You can also perform a grouped analysis by providing a grouping variable. This is useful when comparing different treatment groups or categories.

```
# Grouped analysis
cs_results_grouped <- claus_2020 |>
cs_distribution(
id,
time,
hamd,
pre = 1,
post = 4,
group = treatment,
reliability = 0.80
)
# Display the results
summary(cs_results_grouped)
#>
#> ── Clinical Significance Results ──
#>
#> Distribution-based analysis of clinical significance using the JT method for
#> calculating the RCI.
#> There were 43 participants in the whole dataset of which 40 (93%) could be
#> included in the analysis.
#> The outcome was hamd and the reliability was set to 0.8.
#>
#> ── Individual Level Results
#> Group | Category | n | Percent
#> -----------------------------------
#> TAU | Improved | 9 | 22.50%
#> TAU | Unchanged | 9 | 22.50%
#> TAU | Deteriorated | 1 | 2.50%
#> PA | Improved | 20 | 50.00%
#> PA | Unchanged | 1 | 2.50%
#> PA | Deteriorated | 0 | 0.00%
plot(cs_results_grouped)
```

In some cases, higher values of an outcome may be considered better.
You can specify this using the `better_is`

argument.

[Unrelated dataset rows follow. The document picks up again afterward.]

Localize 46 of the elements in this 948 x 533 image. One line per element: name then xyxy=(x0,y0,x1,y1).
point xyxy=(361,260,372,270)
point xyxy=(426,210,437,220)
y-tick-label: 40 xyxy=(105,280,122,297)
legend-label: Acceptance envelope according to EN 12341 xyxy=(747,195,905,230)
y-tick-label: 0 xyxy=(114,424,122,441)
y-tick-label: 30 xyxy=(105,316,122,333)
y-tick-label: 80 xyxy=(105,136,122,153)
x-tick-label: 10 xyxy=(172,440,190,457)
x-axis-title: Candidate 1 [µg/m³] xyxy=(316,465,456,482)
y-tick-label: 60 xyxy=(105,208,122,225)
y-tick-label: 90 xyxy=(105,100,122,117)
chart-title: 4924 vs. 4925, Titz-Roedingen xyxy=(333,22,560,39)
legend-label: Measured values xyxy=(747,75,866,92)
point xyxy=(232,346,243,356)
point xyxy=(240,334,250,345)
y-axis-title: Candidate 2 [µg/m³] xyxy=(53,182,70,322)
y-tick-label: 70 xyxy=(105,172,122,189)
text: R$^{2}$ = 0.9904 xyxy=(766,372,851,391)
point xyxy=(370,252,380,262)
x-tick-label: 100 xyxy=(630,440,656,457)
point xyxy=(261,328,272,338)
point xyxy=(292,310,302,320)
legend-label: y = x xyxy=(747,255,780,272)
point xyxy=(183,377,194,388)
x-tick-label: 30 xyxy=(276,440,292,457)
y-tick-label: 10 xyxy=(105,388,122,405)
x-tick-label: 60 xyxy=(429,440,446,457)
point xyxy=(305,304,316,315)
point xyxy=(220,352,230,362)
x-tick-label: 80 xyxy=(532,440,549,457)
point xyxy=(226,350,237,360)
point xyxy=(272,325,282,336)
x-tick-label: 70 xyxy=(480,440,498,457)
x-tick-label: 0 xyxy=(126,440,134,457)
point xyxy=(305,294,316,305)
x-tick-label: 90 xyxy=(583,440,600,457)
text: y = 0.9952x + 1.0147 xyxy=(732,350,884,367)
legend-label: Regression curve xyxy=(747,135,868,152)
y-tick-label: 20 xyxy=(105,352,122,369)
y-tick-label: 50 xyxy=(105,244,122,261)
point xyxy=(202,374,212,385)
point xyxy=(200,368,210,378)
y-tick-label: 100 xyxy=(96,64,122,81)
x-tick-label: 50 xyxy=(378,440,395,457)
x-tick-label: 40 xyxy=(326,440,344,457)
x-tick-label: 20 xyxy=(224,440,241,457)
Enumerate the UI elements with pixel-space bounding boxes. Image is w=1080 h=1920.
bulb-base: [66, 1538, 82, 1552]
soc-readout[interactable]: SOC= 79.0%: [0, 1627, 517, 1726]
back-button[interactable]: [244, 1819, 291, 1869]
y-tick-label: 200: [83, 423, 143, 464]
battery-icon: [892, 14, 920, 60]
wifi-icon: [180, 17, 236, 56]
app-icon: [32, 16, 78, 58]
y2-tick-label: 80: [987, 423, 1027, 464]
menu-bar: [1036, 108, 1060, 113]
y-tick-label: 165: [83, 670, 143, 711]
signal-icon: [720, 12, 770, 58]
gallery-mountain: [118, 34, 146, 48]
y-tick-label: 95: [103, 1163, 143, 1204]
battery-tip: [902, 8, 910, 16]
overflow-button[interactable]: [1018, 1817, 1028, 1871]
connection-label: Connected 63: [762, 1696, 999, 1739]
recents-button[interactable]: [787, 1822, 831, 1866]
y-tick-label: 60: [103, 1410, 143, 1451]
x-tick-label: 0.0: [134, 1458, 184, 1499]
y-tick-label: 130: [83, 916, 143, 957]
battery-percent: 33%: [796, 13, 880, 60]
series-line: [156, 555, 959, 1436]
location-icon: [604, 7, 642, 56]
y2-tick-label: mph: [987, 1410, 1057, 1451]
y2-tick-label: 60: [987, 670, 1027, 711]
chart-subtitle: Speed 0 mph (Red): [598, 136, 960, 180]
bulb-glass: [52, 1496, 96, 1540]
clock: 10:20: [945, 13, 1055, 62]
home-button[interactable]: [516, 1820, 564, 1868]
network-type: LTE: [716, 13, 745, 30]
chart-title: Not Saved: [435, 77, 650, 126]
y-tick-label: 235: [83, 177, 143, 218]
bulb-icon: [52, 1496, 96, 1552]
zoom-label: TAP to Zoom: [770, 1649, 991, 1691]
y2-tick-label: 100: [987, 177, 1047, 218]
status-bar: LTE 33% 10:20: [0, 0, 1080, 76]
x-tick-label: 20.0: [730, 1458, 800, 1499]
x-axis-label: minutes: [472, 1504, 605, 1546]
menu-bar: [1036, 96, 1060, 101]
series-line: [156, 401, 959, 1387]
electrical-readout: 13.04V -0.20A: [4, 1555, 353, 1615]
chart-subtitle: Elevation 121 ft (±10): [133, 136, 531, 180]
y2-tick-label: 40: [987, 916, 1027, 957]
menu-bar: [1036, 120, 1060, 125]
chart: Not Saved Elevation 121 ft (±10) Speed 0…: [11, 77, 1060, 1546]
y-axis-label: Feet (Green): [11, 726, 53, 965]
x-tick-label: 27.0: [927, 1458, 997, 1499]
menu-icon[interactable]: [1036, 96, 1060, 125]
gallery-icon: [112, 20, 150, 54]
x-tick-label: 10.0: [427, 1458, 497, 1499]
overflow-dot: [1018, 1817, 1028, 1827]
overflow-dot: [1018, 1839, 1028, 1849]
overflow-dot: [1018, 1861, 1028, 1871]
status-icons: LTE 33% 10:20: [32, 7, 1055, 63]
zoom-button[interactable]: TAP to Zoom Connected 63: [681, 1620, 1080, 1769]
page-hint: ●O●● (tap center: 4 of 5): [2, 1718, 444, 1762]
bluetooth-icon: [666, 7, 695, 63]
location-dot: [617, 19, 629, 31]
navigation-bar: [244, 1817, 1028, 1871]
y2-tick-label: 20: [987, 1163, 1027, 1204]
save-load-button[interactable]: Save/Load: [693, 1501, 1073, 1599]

Let’s
see an example with the WHO-5 score where higher values are considered
better. Suppose the reliability for the WHO-5 is 0.85.

```
distribution_results_who <- claus_2020 |>
cs_distribution(
id = id,
time = time,
outcome = who,
pre = 1,
post = 4,
reliability = 0.85,
better_is = "higher"
)
distribution_results_who
#>
#> ── Clinical Significance Results ──
#>
#> Distribution-based approach using the JT method.
#> Category | n | Percent
#> ---------------------------
#> Improved | 21 | 52.50%
#> Unchanged | 18 | 45.00%
#> Deteriorated | 1 | 2.50%
# And plot the groups
plot(distribution_results_who)
```

If you have more than two measurements and want to use the
Hierarchical Linear Modeling (HLM) method, you can specify the
`rci_method`

argument accordingly.

```
# Clinical significance distribution analysis with HLM method
cs_results_hlm <- claus_2020 |>
cs_distribution(
id,
time,
hamd,
rci_method = "HLM"
)
# Display the results
summary(cs_results_hlm)
#>
#> ── Clinical Significance Results ──
#>
#> Distribution-based analysis of clinical significance using the HLM method for
#> calculating the RCI.
#> There were 43 participants in the whole dataset of which 40 (93%) could be
#> included in the analysis.
#> The outcome was hamd.
#>
#> ── Individual Level Results
#> Category | n | Percent
#> ---------------------------
#> Improved | 11 | 27.50%
#> Unchanged | 20 | 50.00%
#> Deteriorated | 9 | 22.50%
plot(cs_results_hlm)
```

In this tutorial, you’ve learned how to perform clinical significance distribution analysis using the cs_distribution function in R. This analysis is valuable for understanding the practical significance of changes in patient measurements. By customizing parameters and considering group-level analysis, you can gain valuable insights for healthcare and clinical research applications.